Fire, being divided from the other three,
It lives removed, or secret at the core;
Most subtle of the four,
When air flies not, nor water flows,
It disembodied goes,
Being light, elixir of the first decree,
More volatile than he;
With strength and power to pass
Through space, where never his least atom was:
He has no part in it, save as his eyes
Have drawn its emanation from the skies.

A wingless creature heavier than air,
He is rejected of its quintessence;
Coming and going hence,
In the twin minutes of his birth and death,
He may inhale as breath,
As breath relinquish heaven's atmosphere,
Yet in it have no share,
Nor can survive therein
Where its outer edge is filtered pure and thin:
It doth but lend its crystal to his lungs
For his early crying, and his final songs.

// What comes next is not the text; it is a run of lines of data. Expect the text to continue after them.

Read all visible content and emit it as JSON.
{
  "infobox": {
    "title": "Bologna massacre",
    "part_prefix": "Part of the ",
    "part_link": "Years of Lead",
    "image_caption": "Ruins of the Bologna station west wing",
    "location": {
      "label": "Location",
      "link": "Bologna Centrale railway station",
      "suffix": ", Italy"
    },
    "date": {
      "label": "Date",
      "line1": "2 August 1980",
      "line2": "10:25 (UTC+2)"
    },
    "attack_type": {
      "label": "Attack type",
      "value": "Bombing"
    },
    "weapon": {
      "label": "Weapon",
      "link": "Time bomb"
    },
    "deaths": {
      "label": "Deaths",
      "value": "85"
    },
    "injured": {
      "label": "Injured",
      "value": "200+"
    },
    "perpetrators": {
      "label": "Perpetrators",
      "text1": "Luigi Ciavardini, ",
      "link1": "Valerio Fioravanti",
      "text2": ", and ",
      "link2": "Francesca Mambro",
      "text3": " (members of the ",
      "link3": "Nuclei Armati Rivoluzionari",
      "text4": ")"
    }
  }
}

The element of water has denied
Its child; it is no more his element;
It never will relent;
Its silver harvests are more sparsely given
Than the rewards of heaven,
And he shall drink cold comfort at its side:
The water is too wide:
The seamew and the gull
Feather a nest made soft and pitiful
Upon its foam; he has not any part
In the long swell of sorrow at its heart.

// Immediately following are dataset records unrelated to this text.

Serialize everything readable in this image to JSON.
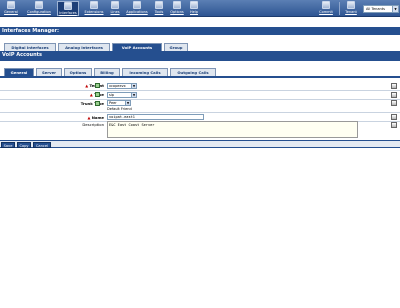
{
  "toolbar": {
    "items": [
      {
        "label": "General",
        "icon": "general-icon"
      },
      {
        "label": "Configuration",
        "icon": "configuration-icon"
      },
      {
        "label": "Interfaces",
        "icon": "interfaces-icon"
      },
      {
        "label": "Extensions",
        "icon": "extensions-icon"
      },
      {
        "label": "Lines",
        "icon": "lines-icon"
      },
      {
        "label": "Applications",
        "icon": "applications-icon"
      },
      {
        "label": "Tools",
        "icon": "tools-icon"
      },
      {
        "label": "Options",
        "icon": "options-icon"
      },
      {
        "label": "Help",
        "icon": "help-icon"
      }
    ],
    "right_items": [
      {
        "label": "Commit",
        "icon": "commit-icon"
      },
      {
        "label": "Tenant",
        "icon": "tenant-icon"
      }
    ],
    "tenant_select": "All Tenants",
    "active_item": "Interfaces"
  },
  "manager": {
    "title": "Interfaces Manager:"
  },
  "primary_tabs": [
    "Digital Interfaces",
    "Analog Interfaces",
    "VoIP Accounts",
    "Group"
  ],
  "primary_active": "VoIP Accounts",
  "section": {
    "title": "VoIP Accounts"
  },
  "secondary_tabs": [
    "General",
    "Server",
    "Options",
    "Billing",
    "Incoming Calls",
    "Outgoing Calls"
  ],
  "secondary_active": "General",
  "form": {
    "tenant": {
      "label": "Tenant",
      "value": "xcopeevx"
    },
    "type": {
      "label": "Type",
      "value": "sip"
    },
    "trunk_type": {
      "label": "Trunk Type",
      "value": "Peer",
      "note": "Default Friend"
    },
    "name": {
      "label": "Name",
      "value": "voipat-east1"
    },
    "description": {
      "label": "Description",
      "value": "E&C East Coast Server"
    }
  },
  "buttons": {
    "save": "Save",
    "copy": "Copy",
    "cancel": "Cancel"
  },
  "colors": {
    "toolbar": "#2e5592",
    "header": "#254f8f",
    "required": "#c00000",
    "textarea_bg": "#fffff2"
  }
}
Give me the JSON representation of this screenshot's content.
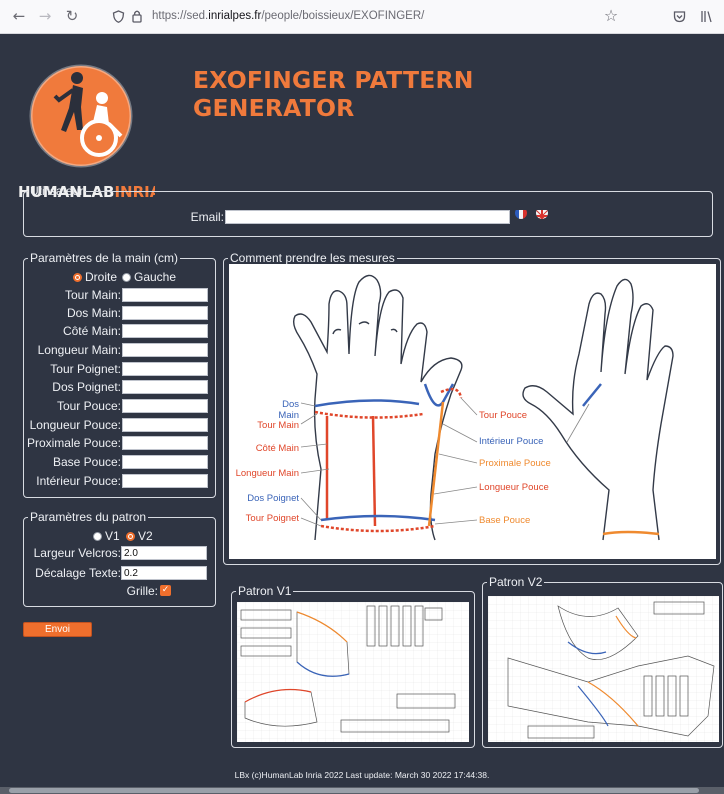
{
  "browser": {
    "url_prefix": "https://sed.",
    "url_domain": "inrialpes.fr",
    "url_path": "/people/boissieux/EXOFINGER/"
  },
  "header": {
    "title": "EXOFINGER PATTERN GENERATOR",
    "logo_text_1": "HUMANLAB",
    "logo_text_2": "INRIA"
  },
  "user": {
    "legend": "Utilisateur",
    "email_label": "Email:",
    "email_value": ""
  },
  "hand": {
    "legend": "Paramètres de la main (cm)",
    "side_right": "Droite",
    "side_left": "Gauche",
    "selected_side": "Droite",
    "fields": [
      {
        "label": "Tour Main:",
        "value": ""
      },
      {
        "label": "Dos Main:",
        "value": ""
      },
      {
        "label": "Côté Main:",
        "value": ""
      },
      {
        "label": "Longueur Main:",
        "value": ""
      },
      {
        "label": "Tour Poignet:",
        "value": ""
      },
      {
        "label": "Dos Poignet:",
        "value": ""
      },
      {
        "label": "Tour Pouce:",
        "value": ""
      },
      {
        "label": "Longueur Pouce:",
        "value": ""
      },
      {
        "label": "Proximale Pouce:",
        "value": ""
      },
      {
        "label": "Base Pouce:",
        "value": ""
      },
      {
        "label": "Intérieur Pouce:",
        "value": ""
      }
    ]
  },
  "pattern": {
    "legend": "Paramètres du patron",
    "v1": "V1",
    "v2": "V2",
    "selected_version": "V2",
    "velcro_label": "Largeur Velcros:",
    "velcro_value": "2.0",
    "offset_label": "Décalage Texte:",
    "offset_value": "0.2",
    "grid_label": "Grille:",
    "grid_checked": true
  },
  "send_label": "Envoi",
  "measures": {
    "legend": "Comment prendre les mesures",
    "left_labels": [
      {
        "text": "Dos Main",
        "color": "#3a64b8"
      },
      {
        "text": "Tour Main",
        "color": "#e0462a"
      },
      {
        "text": "Côté Main",
        "color": "#e0462a"
      },
      {
        "text": "Longueur Main",
        "color": "#e0462a"
      },
      {
        "text": "Dos Poignet",
        "color": "#3a64b8"
      },
      {
        "text": "Tour Poignet",
        "color": "#e0462a"
      }
    ],
    "right_labels": [
      {
        "text": "Tour Pouce",
        "color": "#e0462a"
      },
      {
        "text": "Intérieur Pouce",
        "color": "#3a64b8"
      },
      {
        "text": "Proximale Pouce",
        "color": "#ef8a2f"
      },
      {
        "text": "Longueur Pouce",
        "color": "#e0462a"
      },
      {
        "text": "Base Pouce",
        "color": "#ef8a2f"
      }
    ]
  },
  "patron_v1": {
    "legend": "Patron V1"
  },
  "patron_v2": {
    "legend": "Patron V2"
  },
  "footer": "LBx (c)HumanLab Inria 2022 Last update: March 30 2022 17:44:38.",
  "colors": {
    "accent": "#ef6f2d",
    "background": "#2f3543",
    "blue": "#3a64b8",
    "red": "#e0462a"
  }
}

Hail and farewell, beloved element,
Whence he departed, and his parent once;
See where thy spirit runs
Which for so long hath had the moon to wife;
Shall this support his life
Until the arches of the waves be bent
And grow shallow and spent?
Wisely it cast him forth
With his dead weight of burdens nothing worth,
Leaving him, for the universal years,
A little seawater to make his tears.

Hail, element of earth, receive thy own,
And cherish, at thy charitable breast,
This man, this mongrel beast:
He ploughs the sand, and, at his hardest need,
He sows himself for seed;
He ploughs the furrow, and in this lies down
Before the corn is grown;
Between the apple bloom
And the ripe apple is sufficient room
In time, and matter, to consume his love
And make him parcel of a cypress grove.

Receive him as thy lover for an hour
Who will not weary, by a longer stay,
The kind embrace of clay;
Even within thine arms he is dispersed
To nothing, as at first;
The air flings downward from its four-quartered tower
Him whom the flames devour;
At the full tide, at the flood,
The sea is mingled with his salty blood:
The traveller dust, although the dust be vile,
Sleeps as thy lover for a little while.